Tra stagnazione salariale e riforme di facciata: la posizione di Mazzella (M5S) e il malessere del lavoro in Italia

DEL PROF. ANDREA CANONICO

L’andamento dei salari in Italia continua a rappresentare uno dei segnali più evidenti delle difficoltà strutturali del sistema economico nazionale. Le principali istituzioni statistiche convergono su un dato ormai consolidato: le retribuzioni reali sono ferme da oltre trent’anni, mentre altre economie europee hanno registrato incrementi significativi. L’impatto dell’inflazione post‑pandemica ha aggravato un quadro già fragile, determinando una perdita di potere d’acquisto vicina all’8%, in netto contrasto con i progressi di Francia, Germania e Spagna, dove gli aumenti reali oscillano tra il 20 e il 30%.

Questa divergenza non è episodica, ma il risultato di fattori strutturali che si trascinano da decenni: produttività stagnante, investimenti insufficienti in innovazione e assenza di strumenti normativi capaci di fissare una soglia minima di tutela salariale. In questo contesto, l’assenza di un salario minimo legale continua a rappresentare un’anomalia nel panorama europeo.

È in questo scenario che si inserisce il decreto governativo dedicato al cosiddetto “salario giusto”. Nonostante l’ambizione dichiarata, il provvedimento non introduce alcun meccanismo in grado di determinare un aumento effettivo delle retribuzioni, mentre una parte rilevante delle risorse viene indirizzata verso le imprese attraverso agevolazioni fiscali. Per i lavoratori, ciò significa la prosecuzione di una traiettoria di impoverimento relativo, in un contesto in cui l’inflazione continua a comprimere i redditi reali.

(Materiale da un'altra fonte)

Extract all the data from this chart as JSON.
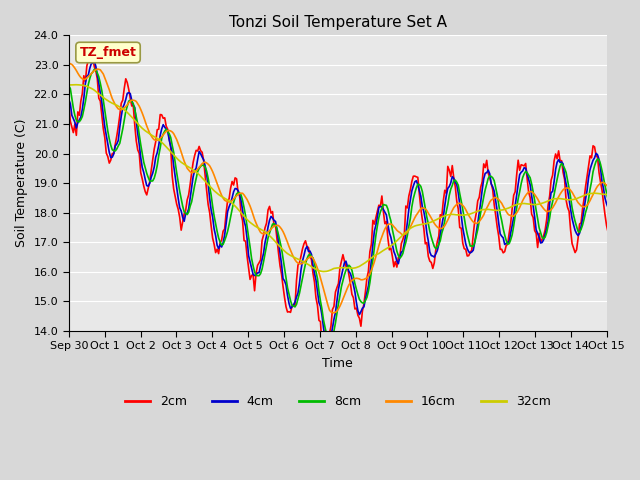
{
  "title": "Tonzi Soil Temperature Set A",
  "xlabel": "Time",
  "ylabel": "Soil Temperature (C)",
  "ylim": [
    14.0,
    24.0
  ],
  "yticks": [
    14.0,
    15.0,
    16.0,
    17.0,
    18.0,
    19.0,
    20.0,
    21.0,
    22.0,
    23.0,
    24.0
  ],
  "xtick_positions": [
    0,
    1,
    2,
    3,
    4,
    5,
    6,
    7,
    8,
    9,
    10,
    11,
    12,
    13,
    14,
    15
  ],
  "xtick_labels": [
    "Sep 30",
    "Oct 1",
    "Oct 2",
    "Oct 3",
    "Oct 4",
    "Oct 5",
    "Oct 6",
    "Oct 7",
    "Oct 8",
    "Oct 9",
    "Oct 10",
    "Oct 11",
    "Oct 12",
    "Oct 13",
    "Oct 14",
    "Oct 15"
  ],
  "annotation_text": "TZ_fmet",
  "annotation_color": "#cc0000",
  "annotation_bg": "#ffffcc",
  "annotation_border": "#999944",
  "legend_items": [
    "2cm",
    "4cm",
    "8cm",
    "16cm",
    "32cm"
  ],
  "line_colors": [
    "#ff0000",
    "#0000cc",
    "#00bb00",
    "#ff8800",
    "#cccc00"
  ],
  "line_widths": [
    1.2,
    1.2,
    1.2,
    1.2,
    1.2
  ]
}
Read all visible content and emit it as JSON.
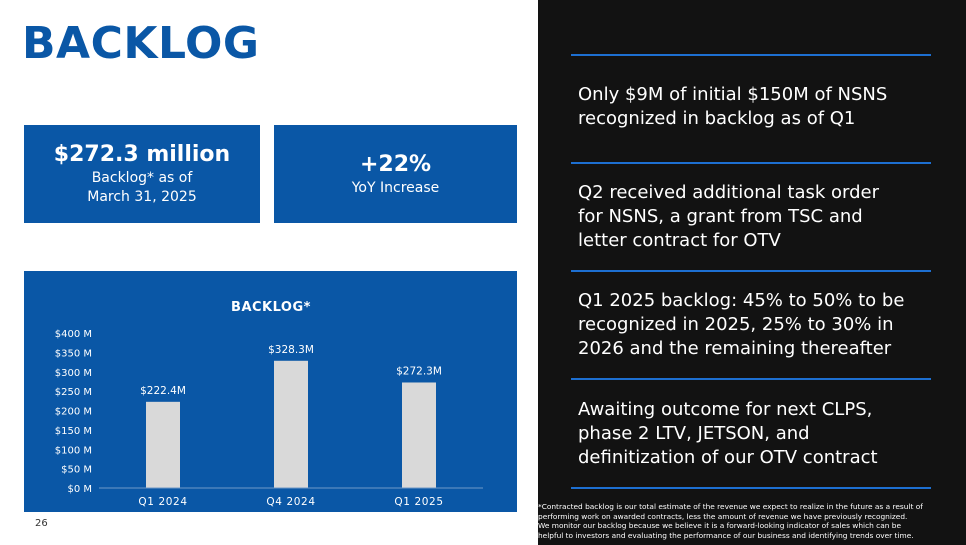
{
  "slide": {
    "title": "BACKLOG",
    "page_number": "26",
    "accent_color": "#0a57a6",
    "divider_color": "#1d6fd1",
    "right_panel_color": "#121212"
  },
  "kpis": [
    {
      "value": "$272.3 million",
      "line1": "Backlog* as of",
      "line2": "March 31, 2025"
    },
    {
      "value": "+22%",
      "line1": "YoY Increase"
    }
  ],
  "bullets": [
    [
      "Only $9M of initial $150M of NSNS",
      "recognized in backlog as of Q1"
    ],
    [
      "Q2 received additional task order",
      "for NSNS, a grant from TSC and",
      "letter contract for OTV"
    ],
    [
      "Q1 2025 backlog: 45% to 50% to be",
      "recognized in 2025, 25% to 30% in",
      "2026 and the remaining thereafter"
    ],
    [
      "Awaiting outcome for next CLPS,",
      "phase 2 LTV, JETSON, and",
      "definitization of our OTV contract"
    ]
  ],
  "footnote": [
    "*Contracted backlog is our total estimate of the revenue we expect to realize in the future as a result of",
    "performing work on awarded contracts, less the amount of revenue we have previously recognized.",
    "We monitor our backlog because we believe it is a forward-looking indicator of sales which can be",
    "helpful to investors and evaluating the performance of our business and identifying trends over time."
  ],
  "chart_data": {
    "type": "bar",
    "title": "BACKLOG*",
    "categories": [
      "Q1 2024",
      "Q4 2024",
      "Q1 2025"
    ],
    "values": [
      222.4,
      328.3,
      272.3
    ],
    "value_labels": [
      "$222.4M",
      "$328.3M",
      "$272.3M"
    ],
    "yticks": [
      0,
      50,
      100,
      150,
      200,
      250,
      300,
      350,
      400
    ],
    "ytick_labels": [
      "$0 M",
      "$50 M",
      "$100 M",
      "$150 M",
      "$200 M",
      "$250 M",
      "$300 M",
      "$350 M",
      "$400 M"
    ],
    "ylim": [
      0,
      400
    ],
    "xlabel": "",
    "ylabel": "",
    "grid": false,
    "bar_color": "#d9d9d9",
    "background_color": "#0a57a6"
  }
}
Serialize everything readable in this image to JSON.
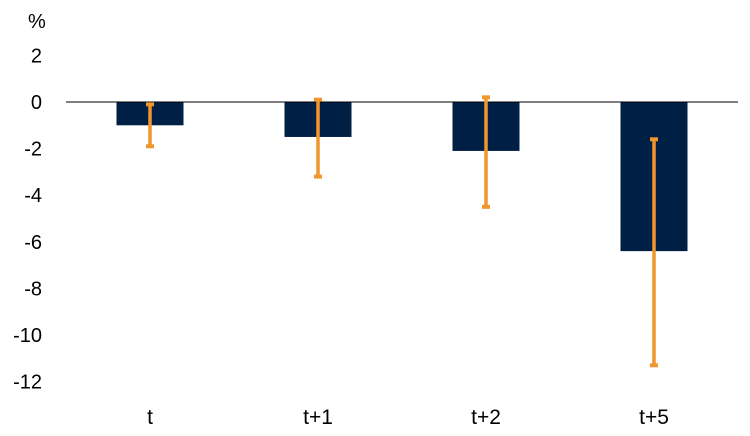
{
  "chart_data": {
    "type": "bar",
    "unit_label": "%",
    "categories": [
      "t",
      "t+1",
      "t+2",
      "t+5"
    ],
    "values": [
      -1.0,
      -1.5,
      -2.1,
      -6.4
    ],
    "error_low": [
      -1.9,
      -3.2,
      -4.5,
      -11.3
    ],
    "error_high": [
      -0.1,
      0.1,
      0.2,
      -1.6
    ],
    "ylim": [
      -12,
      2
    ],
    "yticks": [
      2,
      0,
      -2,
      -4,
      -6,
      -8,
      -10,
      -12
    ],
    "grid": false,
    "colors": {
      "bar": "#001f45",
      "error_bar": "#f0962e",
      "axis_line": "#000000"
    }
  }
}
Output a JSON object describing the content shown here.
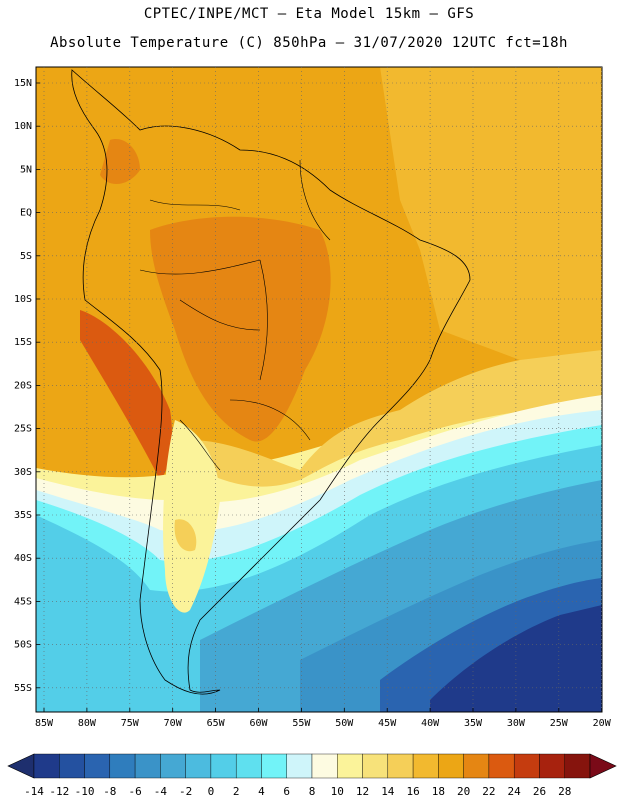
{
  "header": {
    "title_line1": "CPTEC/INPE/MCT –  Eta Model 15km – GFS",
    "title_line2": "Absolute Temperature (C) 850hPa – 31/07/2020 12UTC fct=18h"
  },
  "axes": {
    "lat_labels": [
      "15N",
      "10N",
      "5N",
      "EQ",
      "5S",
      "10S",
      "15S",
      "20S",
      "25S",
      "30S",
      "35S",
      "40S",
      "45S",
      "50S",
      "55S"
    ],
    "lon_labels": [
      "85W",
      "80W",
      "75W",
      "70W",
      "65W",
      "60W",
      "55W",
      "50W",
      "45W",
      "40W",
      "35W",
      "30W",
      "25W",
      "20W"
    ]
  },
  "colorbar": {
    "labels": [
      "-14",
      "-12",
      "-10",
      "-8",
      "-6",
      "-4",
      "-2",
      "0",
      "2",
      "4",
      "6",
      "8",
      "10",
      "12",
      "14",
      "16",
      "18",
      "20",
      "22",
      "24",
      "26",
      "28"
    ],
    "under_color": "#1e2f6e",
    "over_color": "#7a0a18",
    "colors": [
      "#1f3a8a",
      "#2451a0",
      "#2a64b0",
      "#2f7dbd",
      "#3a93c8",
      "#45a8d3",
      "#4cbbdf",
      "#53cee8",
      "#5fe0ef",
      "#72f3f8",
      "#cff5fa",
      "#fdfbe1",
      "#fbf39a",
      "#f7e27a",
      "#f5cf58",
      "#f2b92f",
      "#eca615",
      "#e58613",
      "#db5a10",
      "#c53c0f",
      "#a7220e",
      "#86140d"
    ]
  },
  "map_colors": {
    "deep_cold": "#1f3a8a",
    "cold": "#2f7dbd",
    "cool": "#45a8d3",
    "cyan": "#53cee8",
    "light_cyan": "#72f3f8",
    "pale": "#cff5fa",
    "cream": "#fdfbe1",
    "pale_yellow": "#fbf39a",
    "yellow": "#f5cf58",
    "orange_light": "#f2b92f",
    "orange": "#eca615",
    "dark_orange": "#e58613",
    "hot": "#db5a10"
  }
}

La posizione espressa dal senatore Orfeo Mazzella del Movimento 5 Stelle, intervenuto in Aula durante la discussione del decreto, si inserisce pienamente in questa lettura critica. Secondo la sua analisi, che appare difficilmente contestabile alla luce dei dati disponibili, il provvedimento rischia di configurarsi come un’operazione di facciata, priva della capacità di incidere realmente sulle condizioni materiali dei lavoratori. Particolarmente controversa risulta la scelta di attribuire alla contrattazione collettiva il compito di definire il parametro del salario adeguato ai sensi dell’articolo 36 della Costituzione: una soluzione che, come osservato dallo stesso Mazzella, potrebbe ridurre gli spazi di intervento dei tribunali, che negli ultimi anni hanno riconosciuto come insufficienti alcune retribuzioni previste anche da contratti collettivi firmati dalle organizzazioni più rappresentative.

Prof. Andrea Canonico

A ciò si aggiunge la questione dei tirocini di inclusione sociale, dove un’interpretazione restrittiva della normativa vigente consente riduzioni delle indennità fino al 50%, colpendo soggetti già in condizioni di fragilità economica e sociale. Le proposte di modifica avanzate per correggere questa distorsione non hanno ottenuto il sostegno della maggioranza, lasciando irrisolta una criticità che incide direttamente sui percorsi di reinserimento lavorativo. Anche su questo punto, la denuncia di Mazzella appare coerente con un quadro più ampio di insufficiente attenzione verso le categorie più vulnerabili.

Nel complesso, il decreto sembra rispondere più a un’esigenza di posizionamento politico che a una strategia capace di affrontare la questione salariale in modo strutturale. La problematica dei bassi salari rimane sostanzialmente irrisolta, così come la necessità di rafforzare gli strumenti di protezione per i lavoratori più esposti. In un Paese in cui un numero crescente di famiglie fatica a sostenere le spese essenziali, la distanza tra le misure adottate e le esigenze sociali appare evidente.

L’Italia necessita di politiche che restituiscano centralità al lavoro come fattore di dignità e coesione sociale, capaci di incrementare concretamente i redditi e ridurre le disuguaglianze, superando interventi percepiti come meri esercizi di comunicazione istituzionale. La critica avanzata da Mazzella, al di là dell’appartenenza politica, intercetta un disagio reale e diffuso: quello di un Paese che chiede risposte sostanziali, non formule retoriche.